Ausparken mit Vorsicht!

Man hätte es mit ausgeprägtem Rechtsempfinden ahnen können: Wenn zwei gleichzeitig rückwärts ausparken und „karambolieren“, ist eine Schadenhalbierung gerechtfertigt sein. So der BGH im Mai 2018 (VI ZR 231/17).

Die spätere Klägerin hatte ihren Pkw vorwärts im rechten Winkel zur Fahrbahn geparkt. Gegenüber am Fahrbahnrand parkte der Beklagte, dies jedoch entgegen der Fahrtrichtung.

Als beide zufällig zum gleichen Zeitpunkt ausparken wollten, musste die Klägerin rückwärts einen Linksbogen fahren und kollidierte mit dem Fahrzeug des ebenfalls rückwärts aus der Parklücke ausfahrenden Beklagten.

Nun hielt zunächst die Versicherung des Beklagten die Klägerin maßgeblich für den Unfall verantwortlich: Sie habe das ausparkende Fahrzeug des Beklagten wohl bemerkt, trotzdem aber zurückgesetzt.

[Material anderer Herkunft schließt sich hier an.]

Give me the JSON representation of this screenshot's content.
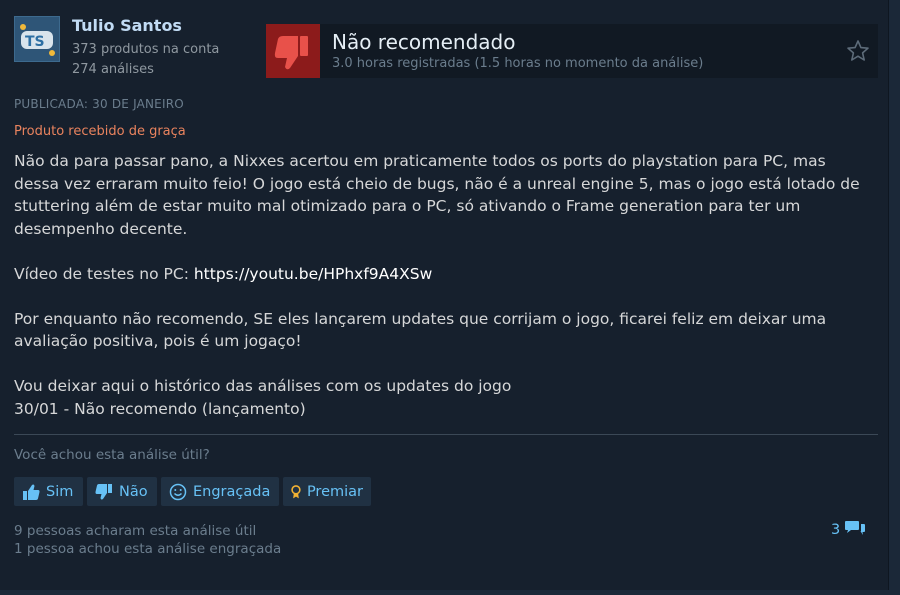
{
  "author": {
    "name": "Tulio Santos",
    "products": "373 produtos na conta",
    "reviews": "274 análises"
  },
  "verdict": {
    "title": "Não recomendado",
    "hours": "3.0 horas registradas (1.5 horas no momento da análise)"
  },
  "posted": "PUBLICADA: 30 DE JANEIRO",
  "received_free": "Produto recebido de graça",
  "body": {
    "p1": "Não da para passar pano, a Nixxes acertou em praticamente todos os ports do playstation para PC, mas dessa vez erraram muito feio! O jogo está cheio de bugs, não é a unreal engine 5, mas o jogo está lotado de stuttering além de estar muito mal otimizado para o PC, só ativando o Frame generation para ter um desempenho decente.",
    "video_prefix": "Vídeo de testes no PC: ",
    "video_link": "https://youtu.be/HPhxf9A4XSw",
    "p3": "Por enquanto não recomendo, SE eles lançarem updates que corrijam o jogo, ficarei feliz em deixar uma avaliação positiva, pois é um jogaço!",
    "p4_line1": "Vou deixar aqui o histórico das análises com os updates do jogo",
    "p4_line2": "30/01 - Não recomendo (lançamento)"
  },
  "feedback": {
    "question": "Você achou esta análise útil?",
    "yes": "Sim",
    "no": "Não",
    "funny": "Engraçada",
    "award": "Premiar"
  },
  "stats": {
    "helpful": "9 pessoas acharam esta análise útil",
    "funny": "1 pessoa achou esta análise engraçada",
    "comments": "3"
  },
  "colors": {
    "background": "#1b2838",
    "not_recommended": "#8c1b1b",
    "link": "#67c1f5",
    "free_product": "#e9835e"
  },
  "icons": {
    "verdict": "thumbs-down-icon",
    "star": "star-icon",
    "yes": "thumbs-up-icon",
    "no": "thumbs-down-icon",
    "funny": "smiley-icon",
    "award": "award-icon",
    "comments": "speech-bubble-icon"
  }
}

Der Versicherer wollte deshalb nur ein Drittel am Schaden der Klägerin tragen.

In erster Instanz ging das AG von einem gegenseitigen Verschulden aus und gab der Klage der Frau bei einer Haftungsquote von 50 Prozent statt. Ein Urteil, das auch von der nächsten Instanz bestätigt wurde.

Da sich die Klägerin jedoch grundsätzlich für unschuldig hielt, legte sie Revision beim BGH ein. Doch ohne Erfolg.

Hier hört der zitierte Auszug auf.